About the job
About Us
At Preference Model, we are pioneering the next generation of training data to fuel the evolution of AI technology. Although today's models demonstrate significant capabilities, they often fall short in diverse applications due to many tasks being out of distribution. We create reinforcement learning (RL) environments where models face research and engineering challenges, allowing them to iterate and learn from realistic feedback loops.
Our founding team boasts experience from Anthropic’s data division, where we built data infrastructure, tokenizers, and datasets for Claude. Collaborating with leading AI labs, we aim to bring AI closer to its transformative potential, supported by a16z.
About the Role
Every RL environment we deploy must withstand a model actively attempting to exploit it. A task with a weak evaluation or an easily exploitable reward signal is counterproductive; it teaches the model to cheat instead of reason. We seek an individual dedicated to identifying these vulnerabilities before the model does.
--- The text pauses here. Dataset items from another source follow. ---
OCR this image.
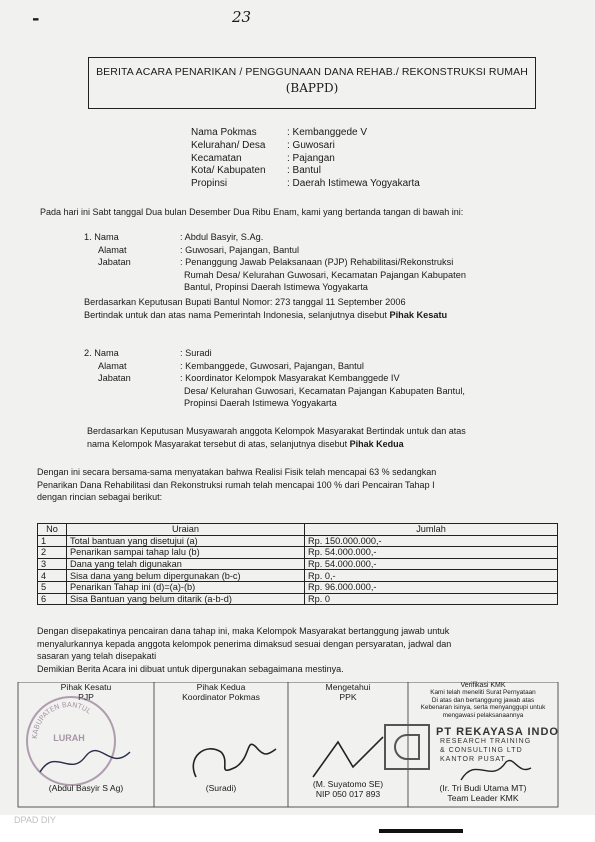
-	23
BERITA ACARA PENARIKAN / PENGGUNAAN DANA REHAB./ REKONSTRUKSI RUMAH
(BAPPD)
Nama Pokmas	: Kembanggede V
Kelurahan/ Desa	: Guwosari
Kecamatan	: Pajangan
Kota/ Kabupaten	: Bantul
Propinsi	: Daerah Istimewa Yogyakarta
Pada hari ini Sabt tanggal Dua bulan Desember Dua Ribu Enam, kami yang bertanda tangan di bawah ini:
1. Nama	: Abdul Basyir, S.Ag.
Alamat	: Guwosari, Pajangan, Bantul
Jabatan	: Penanggung Jawab Pelaksanaan (PJP) Rehabilitasi/Rekonstruksi
Rumah Desa/ Kelurahan Guwosari, Kecamatan Pajangan Kabupaten
Bantul, Propinsi Daerah Istimewa Yogyakarta
Berdasarkan Keputusan Bupati Bantul Nomor: 273 tanggal 11 September 2006
Bertindak untuk dan atas nama Pemerintah Indonesia, selanjutnya disebut Pihak Kesatu
2. Nama	: Suradi
Alamat	: Kembanggede, Guwosari, Pajangan, Bantul
Jabatan	: Koordinator Kelompok Masyarakat Kembanggede IV
Desa/ Kelurahan Guwosari, Kecamatan Pajangan Kabupaten Bantul,
Propinsi Daerah Istimewa Yogyakarta
Berdasarkan Keputusan Musyawarah anggota Kelompok Masyarakat Bertindak untuk dan atas
nama Kelompok Masyarakat tersebut di atas, selanjutnya disebut Pihak Kedua
Dengan ini secara bersama-sama menyatakan bahwa Realisi Fisik telah mencapai 63 % sedangkan
Penarikan Dana Rehabilitasi dan Rekonstruksi rumah telah mencapai 100 % dari Pencairan Tahap I
dengan rincian sebagai berikut:
No	Uraian	Jumlah
1	Total bantuan yang disetujui (a)	Rp. 150.000.000,-
2	Penarikan sampai tahap lalu (b)	Rp. 54.000.000,-
3	Dana yang telah digunakan	Rp. 54.000.000,-
4	Sisa dana yang belum dipergunakan (b-c)	Rp. 0,-
5	Penarikan Tahap ini (d)=(a)-(b)	Rp. 96.000.000,-
6	Sisa Bantuan yang belum ditarik (a-b-d)	Rp. 0
Dengan disepakatinya pencairan dana tahap ini, maka Kelompok Masyarakat bertanggung jawab untuk
menyalurkannya kepada anggota kelompok penerima dimaksud sesuai dengan persyaratan, jadwal dan
sasaran yang telah disepakati
Demikian Berita Acara ini dibuat untuk dipergunakan sebagaimana mestinya.
Pihak Kesatu
PJP
(Abdul Basyir S Ag)
KABUPATEN BANTUL
LURAH
Pihak Kedua
Koordinator Pokmas
(Suradi)
Mengetahui
PPK
(M. Suyatomo SE)
NIP 050 017 893
Verifikasi KMK
Kami telah meneliti Surat Pernyataan
Di atas dan bertanggung jawab atas
Kebenaran isinya, serta menyanggupi untuk
mengawasi pelaksanaannya
(Ir. Tri Budi Utama MT)
Team Leader KMK
PT REKAYASA INDO
RESEARCH TRAINING
& CONSULTING LTD
KANTOR PUSAT
DPAD DIY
We have learned that domain knowledge alone does not make an effective reviewer. The ideal candidate is someone who has engaged in adversarial thinking: designing challenging problems that are difficult to exploit, dismantling others’ tasks, or directly researching reward hacking.
Your Responsibilities
- Review RL environments and training tasks for accuracy, robustness, and resistance to reward hacking.
- Identify potential ways a model could exploit grading systems, manipulate evaluation criteria, or bypass intended reasoning.
- Collaborate with environment authors to enhance grading systems, rectify reward signals, and redesign ineffective tasks.
- Develop and maintain review standards and checklists as we scale from hundreds to thousands of tasks monthly.
- Provide guidance on grader design during the planning phase of environments, ensuring quality before task construction.
Who We Are Looking For
You think like an attacker and have spent considerable time crafting problems that are challenging to exploit or deconstructing seemingly solid issues. A fundamental understanding of machine learning is essential, enabling you to anticipate model strategies, combined with enough engineering insight to assess whether a grader effectively tests its criteria.